N'estes termos, sr. presidente, como se julga estranho, que, para imprimir acção, vigor e observância do regimen administrativo, os ministros, nos casos difficeis, tenham do ser sacudidos, incisivos nas ordens a dar, para bem conduzir a administração publica que lhe está confiada, quando o tom e disposição nativa é o do dulce far niente que este bello céu inspira! (Apoiados.)

Deixando, porém, estas divagações, passo a fazer a exposição e justificação das medidas que promulguei.

O primeiro decreto que se contém na collecção, e é da minha responsabilidade technica, regula o abono das rações de bordo, que era demasiado extensivo na sua incidência, e reduzido no seu quantitativo, resultando daqui graves e injustos prejuízos, pois que custando a ração em géneros ao estado proximamente 210 réis, na alimentação em commum, se pagava para a alimentação singular a 160 réis, a dinheiro.

Estabeleci, pois, que se pagassem pelo valor médio que ellas tinham, reduzindo a incidência do abono e economisando com esta providencia 20 contos de réis.

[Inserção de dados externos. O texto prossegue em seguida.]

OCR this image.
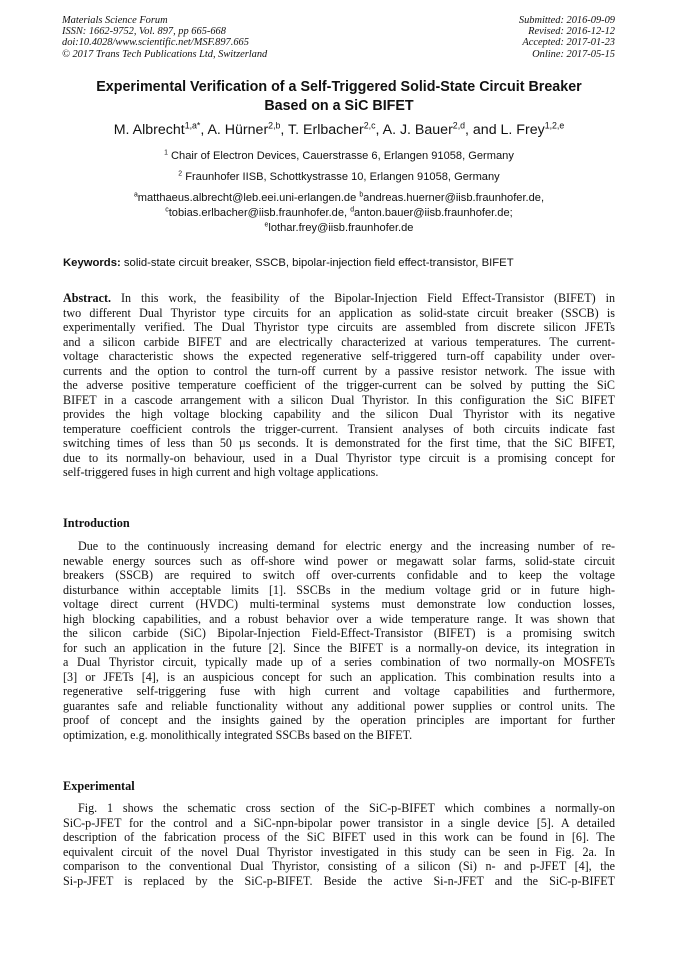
Materials Science Forum
ISSN: 1662-9752, Vol. 897, pp 665-668
doi:10.4028/www.scientific.net/MSF.897.665
© 2017 Trans Tech Publications Ltd, Switzerland
Submitted: 2016-09-09
Revised: 2016-12-12
Accepted: 2017-01-23
Online: 2017-05-15
Experimental Verification of a Self-Triggered Solid-State Circuit Breaker
Based on a SiC BIFET
M. Albrecht$^{1,a*}$, A. Hürner$^{2,b}$, T. Erlbacher$^{2,c}$, A. J. Bauer$^{2,d}$, and L. Frey$^{1,2,e}$
$^1$ Chair of Electron Devices, Cauerstrasse 6, Erlangen 91058, Germany
$^2$ Fraunhofer IISB, Schottkystrasse 10, Erlangen 91058, Germany
$^a$matthaeus.albrecht@leb.eei.uni-erlangen.de $^b$andreas.huerner@iisb.fraunhofer.de,
$^c$tobias.erlbacher@iisb.fraunhofer.de, $^d$anton.bauer@iisb.fraunhofer.de;
$^e$lothar.frey@iisb.fraunhofer.de
Keywords: solid-state circuit breaker, SSCB, bipolar-injection field effect-transistor, BIFET
Abstract. In this work, the feasibility of the Bipolar-Injection Field Effect-Transistor (BIFET) in
two different Dual Thyristor type circuits for an application as solid-state circuit breaker (SSCB) is
experimentally verified. The Dual Thyristor type circuits are assembled from discrete silicon JFETs
and a silicon carbide BIFET and are electrically characterized at various temperatures. The current-
voltage characteristic shows the expected regenerative self-triggered turn-off capability under over-
currents and the option to control the turn-off current by a passive resistor network. The issue with
the adverse positive temperature coefficient of the trigger-current can be solved by putting the SiC
BIFET in a cascode arrangement with a silicon Dual Thyristor. In this configuration the SiC BIFET
provides the high voltage blocking capability and the silicon Dual Thyristor with its negative
temperature coefficient controls the trigger-current. Transient analyses of both circuits indicate fast
switching times of less than 50 µs seconds. It is demonstrated for the first time, that the SiC BIFET,
due to its normally-on behaviour, used in a Dual Thyristor type circuit is a promising concept for
self-triggered fuses in high current and high voltage applications.
Introduction
Due to the continuously increasing demand for electric energy and the increasing number of re-
newable energy sources such as off-shore wind power or megawatt solar farms, solid-state circuit
breakers (SSCB) are required to switch off over-currents confidable and to keep the voltage
disturbance within acceptable limits [1]. SSCBs in the medium voltage grid or in future high-
voltage direct current (HVDC) multi-terminal systems must demonstrate low conduction losses,
high blocking capabilities, and a robust behavior over a wide temperature range. It was shown that
the silicon carbide (SiC) Bipolar-Injection Field-Effect-Transistor (BIFET) is a promising switch
for such an application in the future [2]. Since the BIFET is a normally-on device, its integration in
a Dual Thyristor circuit, typically made up of a series combination of two normally-on MOSFETs
[3] or JFETs [4], is an auspicious concept for such an application. This combination results into a
regenerative self-triggering fuse with high current and voltage capabilities and furthermore,
guarantes safe and reliable functionality without any additional power supplies or control units. The
proof of concept and the insights gained by the operation principles are important for further
optimization, e.g. monolithically integrated SSCBs based on the BIFET.
Experimental
Fig. 1 shows the schematic cross section of the SiC-p-BIFET which combines a normally-on
SiC-p-JFET for the control and a SiC-npn-bipolar power transistor in a single device [5]. A detailed
description of the fabrication process of the SiC BIFET used in this work can be found in [6]. The
equivalent circuit of the novel Dual Thyristor investigated in this study can be seen in Fig. 2a. In
comparison to the conventional Dual Thyristor, consisting of a silicon (Si) n- and p-JFET [4], the
Si-p-JFET is replaced by the SiC-p-BIFET. Beside the active Si-n-JFET and the SiC-p-BIFET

Estes 20 contos de réis são a primeira parcella de uns 56 contos de réis, que já apparecem, de reducção na despeza do ministerio da marinha no orçamento apresentado á camara para 1896-1897, e cuja reducção se tornou desde logo effectiva no exercício de 1895-1896.

O segundo decreto, é o que annullou os commandos das divisões navaes.

As divisões navaes constituidas pelos navios que se encontram n'uma dada região têem todos os seus commandantes, e alem desses, um commandante em chefe, vivendo em terra, com creado, cozinheiro, uma embarcação às ordens, ctc., o que tudo representava uma despeza annual de 5:952$000 réis e que foi supprimida.

Restabeleceu-se a antiga organisação das estações navaes, em que o commandante mais antigo é o chefe, desempenhando as funeções que pertenciam ao commandante da divisão naval.

V. exa. comprehende que isto não prejudicou nenhum individuo determinadamente; supprimiu apenas uma commissão rendosa, e por isso foi uma d'aquellas pancadas de batuta mal recebidas. (Riso.)

Segue-se o decreto da dissolução do corpo de engenheiros hydrographos.

Os engenheiros hydrographos em geral, ou quasi na totalidade, derivavam de officiaes de marinha considerados mais habeis ou que tendo mais empenhos, conseguiam ficar a estudar em Lisboa a chamada hydrographia, com todos os vencimentos, emquanto que os seus camaradas, iam para as colonias fazer serviço de embarque.

E depois de fazerem o curso continuavam a ficar cá nas repartições ou faziam hydrographia em Portugal; às colonias nenhum lá ia. Todo o trabalho que ha de hydrographia colonial, tom sido feito pelos officiaes de embarque, que menos hábeis ou menos protegidos, para se inscreverem n'aquella classe, os tem mandado á critica dos soit disant hydrographos.

Está assistindo n'esta casa, a esta exposição, um dos almirantes da armada o principal ornamento da nossa marinha de guerra, o sr. Ferreira Marques, e que pela seriedado do sen caracter, se eu avançar qualquer proposição menos exacta, não deixará de certo de o notar: embarquei sob as ordens de s. exa. e por isso sei qual é o merecimento do seu caracter.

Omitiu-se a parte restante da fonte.